Chippewa County in Minnesota is solar industry's latest frontier
MONTEVIDEO, Minn. - The latest frontier in the solar power industry's growth in Minnesota is found in Chippewa County, where workers are completing the third of three solar garden projects undertaken in the past year.
Berkshire Hathaway Energy, working with Geronimo Energy, is developing the solar gardens as part of Xcel Energy's Solar Rewards Community Program. Legislation approved in 2013 requires Xcel Energy to provide community solar gardens in its service territory.
Workers are completing the Taurus Community Solar Garden on the east side of Montevideo. It consists of three co-located gardens of 1 megawatt each for a total of 3 megawatts, according to Jessi Strawn, director, corporate communications, Berkshire Hathaway Energy.
Just outside of Granite Falls, the company has developed the Crater Community Solar Garden. It also consists of three co-located 1 megawatt solar plants for a total of 3 megawatts of capacity. The company has completed the Centaurus Community Solar Garden north of Maynard consisting of two co-located 1 megawatt solar plants for a total of 2 megawatts, according to information from Berkshire Hathaway Energy.
Each megawatt can power about 1,300 average Minnesota homes, said Randy Fordice, Xcel Energy. He reported that the company offers the country's largest solar garden program with 246 megawatts in service, and more than 400 megawatts of projects in the design or construction phase.
Xcel Energy makes the solar garden energy available to its customers in its service territory, but those customers subscribe to the gardens through contracts with the developers.
The 2013 legislation reflected pent up demand by both business and residential customers for solar energy, according to David Shaffer, policy director with Solar Energy Industries Association, which promotes the solar energy in the state.
The program allows customers to buy solar panels in the gardens, and receive a credit on their electric bills for the power produced by them. Originally, many community solar gardens required customers to pay the upfront costs of a panel, perhaps as much as $8,000, and recoup their investment over time with credits for the electricity produced.

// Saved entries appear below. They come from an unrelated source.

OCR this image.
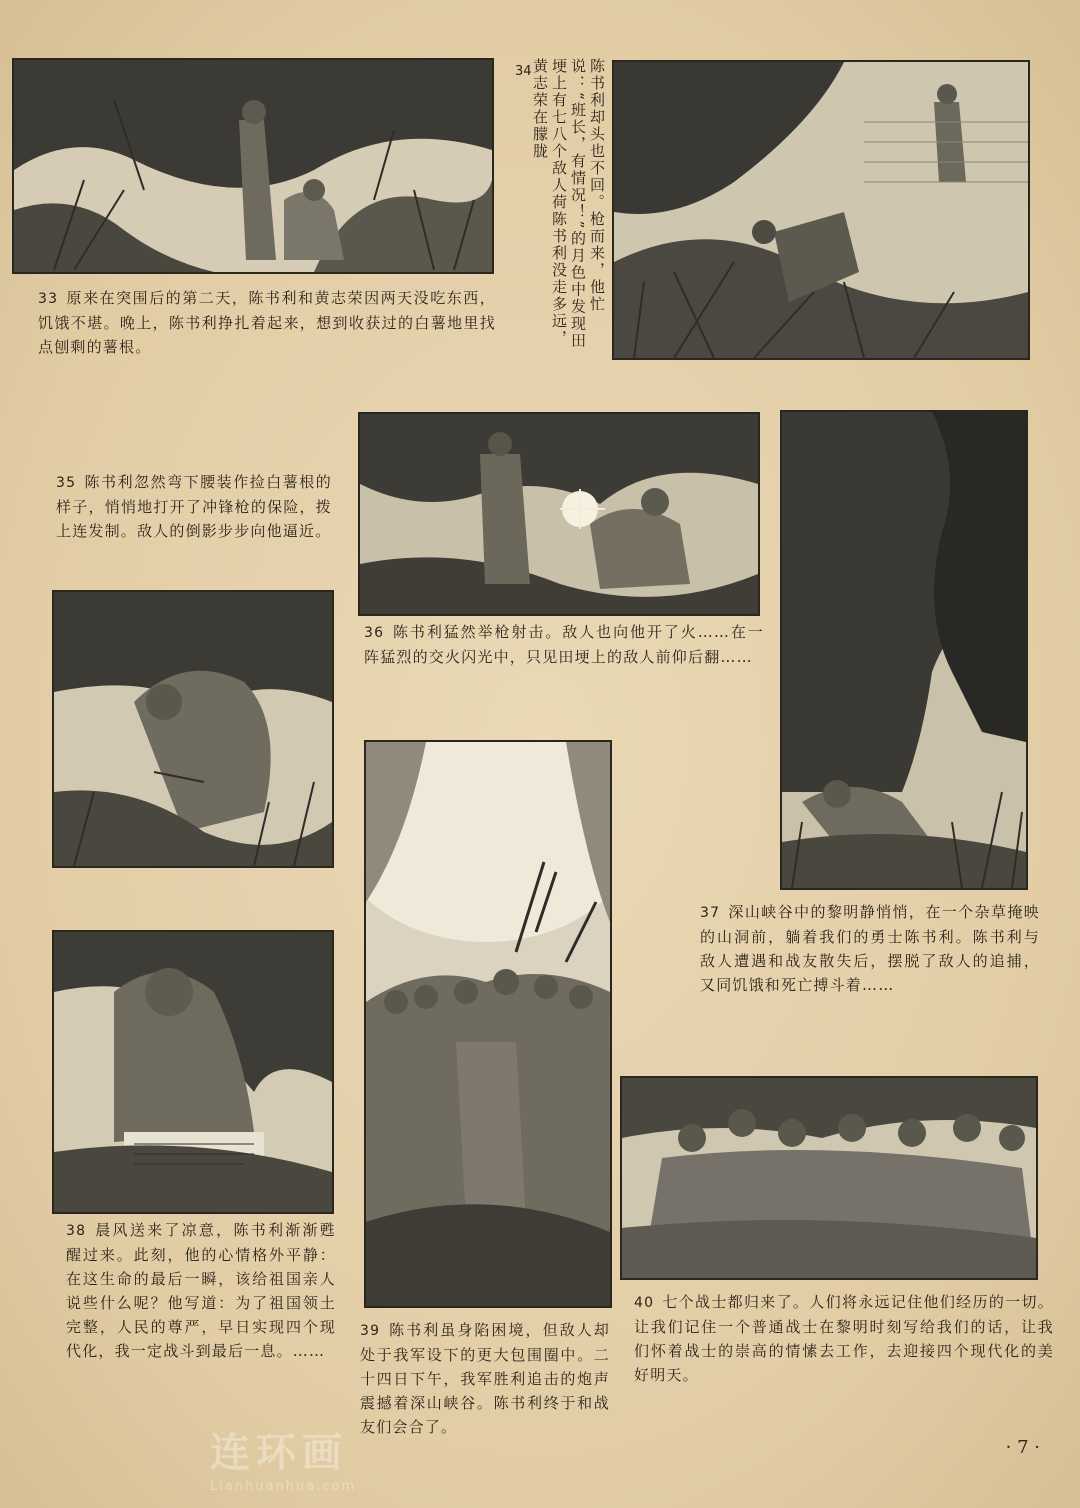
33 原来在突围后的第二天，陈书利和黄志荣因两天没吃东西，饥饿不堪。晚上，陈书利挣扎着起来，想到收获过的白薯地里找点刨剩的薯根。
陈书利却头也不回。枪而来，他忙说：“班长，有情况！”的月色中发现田埂上有七八个敌人荷陈书利没走多远，黄志荣在朦胧
34
35 陈书利忽然弯下腰装作捡白薯根的样子，悄悄地打开了冲锋枪的保险，拨上连发制。敌人的倒影步步向他逼近。
36 陈书利猛然举枪射击。敌人也向他开了火……在一阵猛烈的交火闪光中，只见田埂上的敌人前仰后翻……
37 深山峡谷中的黎明静悄悄，在一个杂草掩映的山洞前，躺着我们的勇士陈书利。陈书利与敌人遭遇和战友散失后，摆脱了敌人的追捕，又同饥饿和死亡搏斗着……
39 陈书利虽身陷困境，但敌人却处于我军设下的更大包围圈中。二十四日下午，我军胜利追击的炮声震撼着深山峡谷。陈书利终于和战友们会合了。
38 晨风送来了凉意，陈书利渐渐甦醒过来。此刻，他的心情格外平静：在这生命的最后一瞬，该给祖国亲人说些什么呢？他写道：为了祖国领土完整，人民的尊严，早日实现四个现代化，我一定战斗到最后一息。……
40 七个战士都归来了。人们将永远记住他们经历的一切。让我们记住一个普通战士在黎明时刻写给我们的话，让我们怀着战士的崇高的情愫去工作，去迎接四个现代化的美好明天。
连环画
Lianhuanhua.com
· 7 ·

Current programs are more popular, allowing consumers a pay as-you-go option of paying a set amount per month. They are credited for power produced above that amount, and the production is usually projected to pay off the costs in anywhere from 10 to 15 years, he said.
The fixed price for the power from the panels is another incentive for those subscribing to the gardens, said Shaffer. It helps businesses and residential customers hedge against future price spikes.
Not all solar garden programs are alike. Shaffer said many customers subscribing to gardens through Xcel's service network are able to pencil out the costs and benefit financially. But he noted that there are also municipal and rural electric cooperatives offering their own solar garden programs that are not part of the 2013 legislation. Some of these program require consumers to pay money to just be part of solar, and may not provide a financial advantage, he said.
Berkshire Hathaway Energy located the three Chippewa County projects to be part of Xcel Energy's service territory and due to the availability of existing electrical distribution infrastructure, according to the company.
Shaffer said much of the state's solar garden development is occurring in the outer fringe of Xcel's service territory. These are areas where existing electrical substations have the capacity for the added energy, and land costs are more affordable than near large, urban centers.
The economy of scale makes solar gardens less costly per megawatt of power than smaller, rooftop systems. Shaffer said large-scale, utility scale solar farms are the least costly on a per megawatt basis.
Xcel Energy aims to have 10 percent of its electricity generated from solar by 2030.
Two large scale projects- a 100 — acre site near Paynesville and a 37-acre site near Atwater — are among the utility-scale farms producing solar power towards the goal.
Shaffer said solar garden construction will occur in Minnesota through the first half of 2018 as projects launched as part of 2013 legislation come to fruition. Going forward, we may see more site specific projects. "I do believe we'll see a lot more commercial and industrial rooftop solar in Minnesota,'' said Shaffer. "That's kind of the next phase in Minnesota.''
He and others in the industry believe that sometime around 2021-22 we'll see a shift from wind to solar as the least costly energy source.
But there are also concerns about the solar industry's future growth. For one, the Investment Tax Credit of 30 percent could potentially find itself on the chopping block.
He said the industry is also watching how President Donald Trump responds to a recommendation from the International Trade Commission to impose tariffs on solar panels built overseas. If he accepts the recommendations as they are, it will represent a "mild knock on the chin of the solar industry,'' said Shaffer.
If Trump decides to modify the recommendations and ramp up tariffs on solar panels produced overseas, it could cripple the solar industry's growth in the US, warned Shaffer.
Either way, Chippewa County's place in the state's renewable energy field is already assured. Along with the solar gardens, it is also home to Granite Falls Energy, a 65-million gallon a year ethanol plant. Construction is also expected this year on the Palmer Creek Wind Farm. It will consist of 18 turbines with the capacity to produce 44.6 megawatts of electricity.